# Comment on my website



## dantitan10 (Sep 12, 2010)

My website is: www.lanephotography.weebly.com

I am a beginner photographer.
Please let me know what you think of my photos and what I can do to make them and my website a little better.

I shoot with a Canon 50D.

Thanks!:meh:


----------



## Robin Usagani (Sep 12, 2010)

I think your photos are too vignette happy. I think you need to ease it down quite a bit especially on those outdoor shots where you can really see the sky. 

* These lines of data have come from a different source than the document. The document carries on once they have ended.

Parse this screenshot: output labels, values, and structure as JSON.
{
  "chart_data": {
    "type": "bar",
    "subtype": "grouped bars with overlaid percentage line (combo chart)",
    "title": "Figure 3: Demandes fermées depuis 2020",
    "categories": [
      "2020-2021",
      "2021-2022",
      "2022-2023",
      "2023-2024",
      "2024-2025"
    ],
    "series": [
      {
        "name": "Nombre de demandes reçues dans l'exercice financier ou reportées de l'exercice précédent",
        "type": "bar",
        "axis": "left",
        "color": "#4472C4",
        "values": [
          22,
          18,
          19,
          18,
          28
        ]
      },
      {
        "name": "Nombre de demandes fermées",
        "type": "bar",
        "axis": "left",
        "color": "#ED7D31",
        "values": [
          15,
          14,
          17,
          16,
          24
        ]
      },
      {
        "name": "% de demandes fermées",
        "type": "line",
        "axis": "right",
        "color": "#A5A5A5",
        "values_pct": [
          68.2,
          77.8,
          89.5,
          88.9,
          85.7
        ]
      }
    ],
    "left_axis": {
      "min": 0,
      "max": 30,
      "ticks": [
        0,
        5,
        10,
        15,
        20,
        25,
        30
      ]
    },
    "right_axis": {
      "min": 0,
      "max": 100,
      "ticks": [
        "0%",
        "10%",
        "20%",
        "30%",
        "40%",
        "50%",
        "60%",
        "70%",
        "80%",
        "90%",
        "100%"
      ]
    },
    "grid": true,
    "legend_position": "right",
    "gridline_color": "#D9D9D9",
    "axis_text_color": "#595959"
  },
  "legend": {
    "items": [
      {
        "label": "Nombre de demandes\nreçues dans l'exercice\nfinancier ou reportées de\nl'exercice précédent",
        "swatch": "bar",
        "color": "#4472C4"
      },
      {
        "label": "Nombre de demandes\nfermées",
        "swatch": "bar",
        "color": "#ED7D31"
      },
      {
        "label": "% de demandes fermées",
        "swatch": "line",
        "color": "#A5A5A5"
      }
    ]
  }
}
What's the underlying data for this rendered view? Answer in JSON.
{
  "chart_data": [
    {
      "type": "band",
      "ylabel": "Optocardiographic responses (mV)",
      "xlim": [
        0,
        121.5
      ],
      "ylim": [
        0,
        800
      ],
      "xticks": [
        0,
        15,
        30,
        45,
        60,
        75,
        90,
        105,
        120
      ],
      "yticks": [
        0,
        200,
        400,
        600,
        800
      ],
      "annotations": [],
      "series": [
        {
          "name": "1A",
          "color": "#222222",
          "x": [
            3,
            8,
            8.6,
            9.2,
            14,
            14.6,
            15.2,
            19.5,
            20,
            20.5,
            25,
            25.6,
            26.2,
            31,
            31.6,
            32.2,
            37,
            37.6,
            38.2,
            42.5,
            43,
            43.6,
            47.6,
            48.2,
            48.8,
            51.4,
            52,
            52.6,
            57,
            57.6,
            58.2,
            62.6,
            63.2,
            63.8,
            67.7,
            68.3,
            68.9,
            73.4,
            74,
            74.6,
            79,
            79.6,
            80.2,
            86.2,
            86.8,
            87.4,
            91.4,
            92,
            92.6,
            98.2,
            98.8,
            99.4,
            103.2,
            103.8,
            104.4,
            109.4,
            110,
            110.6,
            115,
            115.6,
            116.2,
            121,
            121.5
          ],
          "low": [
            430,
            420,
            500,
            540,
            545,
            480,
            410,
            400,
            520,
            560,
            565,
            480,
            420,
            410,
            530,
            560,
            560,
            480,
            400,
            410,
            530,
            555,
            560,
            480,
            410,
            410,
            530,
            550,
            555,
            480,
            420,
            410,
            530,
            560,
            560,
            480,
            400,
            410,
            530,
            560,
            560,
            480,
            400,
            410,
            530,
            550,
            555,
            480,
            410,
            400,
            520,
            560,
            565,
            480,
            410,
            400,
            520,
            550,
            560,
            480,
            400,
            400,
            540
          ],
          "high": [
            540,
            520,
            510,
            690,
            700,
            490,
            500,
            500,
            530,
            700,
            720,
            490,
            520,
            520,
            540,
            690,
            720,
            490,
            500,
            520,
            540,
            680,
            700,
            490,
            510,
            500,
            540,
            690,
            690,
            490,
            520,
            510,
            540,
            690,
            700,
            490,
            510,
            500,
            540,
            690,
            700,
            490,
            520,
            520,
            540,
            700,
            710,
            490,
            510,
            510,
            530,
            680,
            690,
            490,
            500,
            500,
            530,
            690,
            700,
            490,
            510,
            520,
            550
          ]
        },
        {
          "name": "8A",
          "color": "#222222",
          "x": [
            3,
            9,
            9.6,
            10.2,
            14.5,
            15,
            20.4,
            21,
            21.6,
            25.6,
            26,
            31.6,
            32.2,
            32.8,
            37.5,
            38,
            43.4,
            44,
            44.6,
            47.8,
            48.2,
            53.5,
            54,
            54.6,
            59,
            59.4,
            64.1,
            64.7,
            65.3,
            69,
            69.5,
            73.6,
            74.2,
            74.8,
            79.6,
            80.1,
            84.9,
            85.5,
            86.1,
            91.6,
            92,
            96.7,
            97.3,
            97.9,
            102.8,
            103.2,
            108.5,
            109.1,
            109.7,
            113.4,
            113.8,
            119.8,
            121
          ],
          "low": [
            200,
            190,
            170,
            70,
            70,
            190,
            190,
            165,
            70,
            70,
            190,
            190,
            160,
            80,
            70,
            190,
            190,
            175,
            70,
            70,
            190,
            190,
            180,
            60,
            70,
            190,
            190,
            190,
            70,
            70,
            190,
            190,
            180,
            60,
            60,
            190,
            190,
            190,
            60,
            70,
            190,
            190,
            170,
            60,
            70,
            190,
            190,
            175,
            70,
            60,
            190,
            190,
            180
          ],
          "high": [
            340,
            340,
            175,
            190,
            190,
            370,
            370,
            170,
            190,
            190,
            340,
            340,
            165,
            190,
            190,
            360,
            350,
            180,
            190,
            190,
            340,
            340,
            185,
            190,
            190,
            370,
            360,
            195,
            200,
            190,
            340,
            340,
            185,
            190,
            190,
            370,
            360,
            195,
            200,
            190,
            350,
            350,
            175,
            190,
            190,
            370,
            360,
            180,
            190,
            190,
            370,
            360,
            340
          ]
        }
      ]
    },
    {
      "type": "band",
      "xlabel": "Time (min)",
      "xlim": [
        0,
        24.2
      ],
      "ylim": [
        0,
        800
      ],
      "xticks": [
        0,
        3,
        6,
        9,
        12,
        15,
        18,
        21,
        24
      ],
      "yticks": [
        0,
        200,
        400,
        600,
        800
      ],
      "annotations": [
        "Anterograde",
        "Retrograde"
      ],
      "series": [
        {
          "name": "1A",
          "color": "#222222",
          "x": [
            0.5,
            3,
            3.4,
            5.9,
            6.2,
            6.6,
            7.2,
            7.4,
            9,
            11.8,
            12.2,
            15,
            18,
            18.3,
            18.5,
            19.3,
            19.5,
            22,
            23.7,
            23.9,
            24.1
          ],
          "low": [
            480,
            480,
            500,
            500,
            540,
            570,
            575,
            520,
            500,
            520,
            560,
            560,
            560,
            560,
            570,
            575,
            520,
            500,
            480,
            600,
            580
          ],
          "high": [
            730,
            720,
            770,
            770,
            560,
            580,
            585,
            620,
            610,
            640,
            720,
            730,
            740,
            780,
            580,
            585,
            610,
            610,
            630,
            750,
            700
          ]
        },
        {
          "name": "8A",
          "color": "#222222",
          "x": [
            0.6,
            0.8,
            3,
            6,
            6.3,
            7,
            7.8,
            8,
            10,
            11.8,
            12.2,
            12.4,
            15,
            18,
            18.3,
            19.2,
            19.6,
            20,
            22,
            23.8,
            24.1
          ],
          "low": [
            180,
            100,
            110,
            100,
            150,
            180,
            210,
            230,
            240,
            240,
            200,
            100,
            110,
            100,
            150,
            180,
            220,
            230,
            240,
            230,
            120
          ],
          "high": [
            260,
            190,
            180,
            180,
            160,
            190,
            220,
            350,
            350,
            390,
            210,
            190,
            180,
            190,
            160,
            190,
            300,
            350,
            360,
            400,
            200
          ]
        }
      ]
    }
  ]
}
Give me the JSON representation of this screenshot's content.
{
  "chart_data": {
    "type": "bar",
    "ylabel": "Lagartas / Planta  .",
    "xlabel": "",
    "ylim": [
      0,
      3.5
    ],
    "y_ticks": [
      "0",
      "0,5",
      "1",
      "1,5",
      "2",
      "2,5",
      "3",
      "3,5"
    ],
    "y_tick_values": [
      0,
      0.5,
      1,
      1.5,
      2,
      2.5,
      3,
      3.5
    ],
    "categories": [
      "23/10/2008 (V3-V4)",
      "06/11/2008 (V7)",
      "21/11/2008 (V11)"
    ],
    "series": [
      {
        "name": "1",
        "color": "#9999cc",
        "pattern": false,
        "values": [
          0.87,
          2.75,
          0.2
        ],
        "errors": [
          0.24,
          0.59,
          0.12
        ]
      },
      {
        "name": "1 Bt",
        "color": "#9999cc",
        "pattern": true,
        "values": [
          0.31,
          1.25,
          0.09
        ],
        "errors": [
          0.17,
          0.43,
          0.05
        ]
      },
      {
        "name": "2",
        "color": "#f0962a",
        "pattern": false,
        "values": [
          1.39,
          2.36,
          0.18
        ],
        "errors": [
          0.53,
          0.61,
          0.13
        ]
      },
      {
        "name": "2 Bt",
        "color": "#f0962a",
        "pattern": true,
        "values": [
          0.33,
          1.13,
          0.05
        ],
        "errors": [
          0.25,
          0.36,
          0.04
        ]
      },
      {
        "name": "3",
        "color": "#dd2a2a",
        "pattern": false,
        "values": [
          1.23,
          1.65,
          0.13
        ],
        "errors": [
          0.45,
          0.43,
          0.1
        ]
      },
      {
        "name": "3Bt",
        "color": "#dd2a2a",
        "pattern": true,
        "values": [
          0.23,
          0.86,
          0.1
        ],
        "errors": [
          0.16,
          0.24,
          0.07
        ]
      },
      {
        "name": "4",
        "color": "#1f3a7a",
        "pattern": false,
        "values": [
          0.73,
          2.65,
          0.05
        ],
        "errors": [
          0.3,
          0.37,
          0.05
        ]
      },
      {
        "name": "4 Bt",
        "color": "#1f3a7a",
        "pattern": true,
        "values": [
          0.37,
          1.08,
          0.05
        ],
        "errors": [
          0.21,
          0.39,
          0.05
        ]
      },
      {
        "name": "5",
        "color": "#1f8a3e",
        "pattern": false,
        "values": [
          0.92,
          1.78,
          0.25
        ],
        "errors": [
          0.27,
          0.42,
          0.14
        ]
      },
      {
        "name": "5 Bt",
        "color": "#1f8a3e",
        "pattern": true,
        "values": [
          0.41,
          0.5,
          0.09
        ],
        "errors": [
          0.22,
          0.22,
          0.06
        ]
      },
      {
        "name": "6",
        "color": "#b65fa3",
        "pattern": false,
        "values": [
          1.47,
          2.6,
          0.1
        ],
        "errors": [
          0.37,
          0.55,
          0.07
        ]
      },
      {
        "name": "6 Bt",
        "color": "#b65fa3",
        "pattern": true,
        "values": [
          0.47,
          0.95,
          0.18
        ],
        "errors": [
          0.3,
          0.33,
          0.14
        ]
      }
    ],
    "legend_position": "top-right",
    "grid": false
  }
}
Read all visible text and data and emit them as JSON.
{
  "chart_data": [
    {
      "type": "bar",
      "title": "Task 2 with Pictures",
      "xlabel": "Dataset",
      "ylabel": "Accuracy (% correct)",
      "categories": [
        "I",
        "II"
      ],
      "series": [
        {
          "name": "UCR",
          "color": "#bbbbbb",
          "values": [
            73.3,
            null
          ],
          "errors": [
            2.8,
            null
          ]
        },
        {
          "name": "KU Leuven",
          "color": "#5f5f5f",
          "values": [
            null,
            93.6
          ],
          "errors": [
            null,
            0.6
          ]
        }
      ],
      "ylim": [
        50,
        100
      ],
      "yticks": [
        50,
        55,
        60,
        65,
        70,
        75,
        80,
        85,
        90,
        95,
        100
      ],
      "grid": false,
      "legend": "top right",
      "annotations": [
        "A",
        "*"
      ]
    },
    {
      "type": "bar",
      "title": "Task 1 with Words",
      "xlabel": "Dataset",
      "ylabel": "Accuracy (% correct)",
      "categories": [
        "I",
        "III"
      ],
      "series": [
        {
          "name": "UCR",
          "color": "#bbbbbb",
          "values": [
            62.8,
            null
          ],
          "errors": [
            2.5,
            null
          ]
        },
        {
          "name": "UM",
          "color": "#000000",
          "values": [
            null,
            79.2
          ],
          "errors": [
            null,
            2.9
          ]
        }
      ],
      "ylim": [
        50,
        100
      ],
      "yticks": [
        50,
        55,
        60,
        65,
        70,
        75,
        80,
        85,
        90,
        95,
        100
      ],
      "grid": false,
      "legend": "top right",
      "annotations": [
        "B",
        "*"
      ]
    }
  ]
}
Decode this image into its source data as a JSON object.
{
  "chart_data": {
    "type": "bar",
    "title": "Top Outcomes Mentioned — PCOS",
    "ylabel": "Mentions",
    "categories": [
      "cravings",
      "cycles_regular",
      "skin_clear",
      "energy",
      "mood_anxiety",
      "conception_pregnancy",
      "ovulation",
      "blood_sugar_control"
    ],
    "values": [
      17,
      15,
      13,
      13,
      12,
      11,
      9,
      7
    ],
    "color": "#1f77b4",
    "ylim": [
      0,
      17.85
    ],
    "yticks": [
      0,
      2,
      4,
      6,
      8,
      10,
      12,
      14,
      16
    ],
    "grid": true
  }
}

As far as the website I think you need to simplify it. Too many links to click. Also you need to convert all of your DOCX files into PDF. You cant assume all of your future clients can open DOCX files.


----------



## oldmacman (Sep 12, 2010)

You have some good shots, but there are a few I would re-evaluate:
- any shot with the flash shadow as a harsh black beside the figure looks amateurish
- selective colour is always difficult to incorporate. When you have a bride and selectively colour a window, visually it says the window is really important.
- I'm not a fan of the square vignette. Is there a reason you use that over an oval/circle?
- the layout of the site indicates a lack of understanding of layout. Use a template and keep the colour palette simple and harmonious. This is important because if you look amateur with your presentation, viewers will be less forgiving when they see a poor shot as well and just go elsewhere.

Comments are for critique and to help you improve. Don't take the input the wrong way.


----------



## dantitan10 (Sep 15, 2010)

Thank you all for the information.
I am still "Amateur" and still learning.
This is helpful information to me.


----------